How Much Is Too Much?

I wonder at times about high-priced bicycles and the companies that make them. When the people involved decide upon the retail price, do they do it in all unblinking seriousness believing it an entirely valid amount, or do they nervously hunch over somewhat reflexively in wide-eyed incredulity, like they’re doubtful they’ll get away with such an outrageous thing.

Certainly I understand that R&D, and materials and manufacturing and design and components and craftsmanship and overhead and advertising all play important roles in bumping up that final figure. But when I see Cannondale’s Flash Hi-Mod 29’er profiled in the Health section of today’s L.A. Times and priced at five thousand eight hundred and ninety nine dollars, all my mild-mannered and rational understanding goes out the window and what I really want to do is storm their HQ, kicking all sorts of ass between the front door and the vault that keeps the documents showing the actual total per-unit cost as being $795.23. Or for the sake of argument let’s say it’s $1795.72.

For a bike. Not including the 200% mark-up. Or the sales tax.

Yet the folks there at Cannondale with the key to that vault in one collective corporate hand manage to staunch any snickering and straight-face you when they hold out their other collective corporate hand demanding payment of  five thousand eight hundred and ninety nine dollars for what I’m sure they pretend is the privilege of riding such an exceptionally state-of-the-science mountain bike.

And it may be. But it’s still just a bike, one that’s sporting a huge profit margin.

I’m sure there are people out there with that kind of scratch who will oblige. Just as there are those who’ll fork over amazing amounts for designer blue jeans.

Now, I don’t want to squelch the evolution of bike technology. Like I said, I understand that there’s a pricetag attached to the latest and greatest and I’m all for making bikes betterstrongerfaster. I just will never accept a figure so exorbitant. Because I come at it from an insulted perspective that probably insults Cannondale and any other company charging such sums. I rode a $300 track bike for more than 6,000 miles until the frame weakened a year ago. Then I sent the manufacturer the old frame and  $119 for a replacement frame, and I’ve been riding that ever since. Prior to that I put more than 5,000 miles riding a 1970s-era 10-speed someone had thrown away and that I invested a few hundred bucks returning to rideable condition.

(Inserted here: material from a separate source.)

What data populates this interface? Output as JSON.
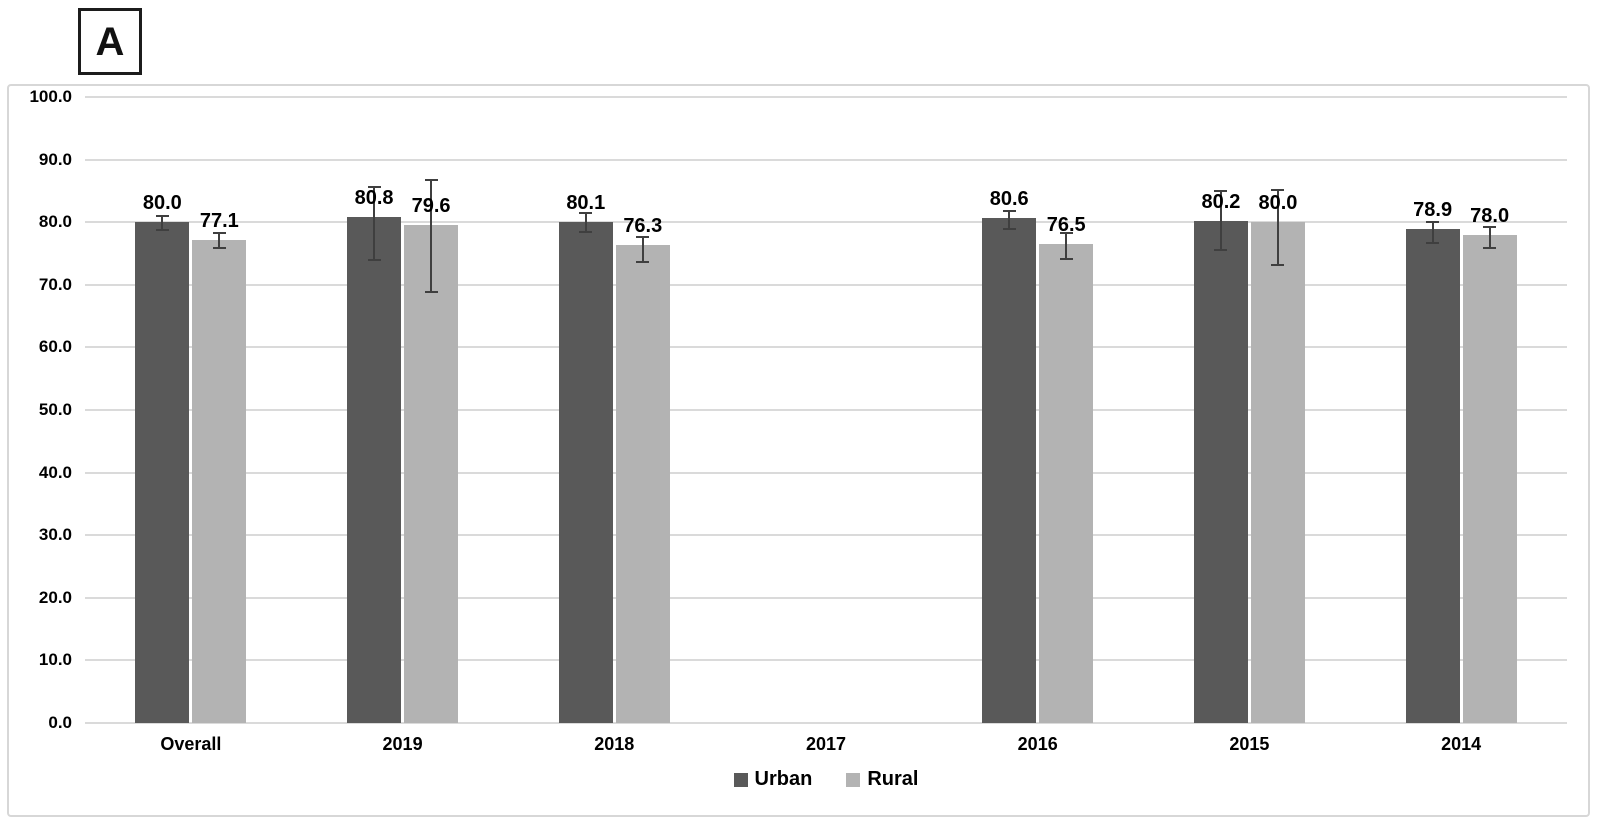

My mountain bike: a $350 expenditure purchased over the internet more than seven years ago.

My most expensive bike? A 2000 Giant OCR-3 for which I paid $500.

The most expensive bike I ever bought: a $900 Klein that I returned less than a week later wondering how I could’ve been such a sucker.

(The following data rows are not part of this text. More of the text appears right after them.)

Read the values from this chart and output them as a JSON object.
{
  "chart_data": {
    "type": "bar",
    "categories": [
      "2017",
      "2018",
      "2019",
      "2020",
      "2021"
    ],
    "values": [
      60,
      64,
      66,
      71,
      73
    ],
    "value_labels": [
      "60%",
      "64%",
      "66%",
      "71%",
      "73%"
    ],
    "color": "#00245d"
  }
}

Even if I had a spare five thousand eight hundred and ninety nine dollars hanging around and could get past the ridiculousness of making such an obscene purchase without having myself committed to an institution for the financially inane, do you think I would actually go up in the Verdugos or the San Gabes and actually ride the thing?

No, I wouldn’t. I couldn’t. At that price, it would be a far better thing to hang it on the wall as testament to wretched excess then to risk getting such a masterpiece dirty!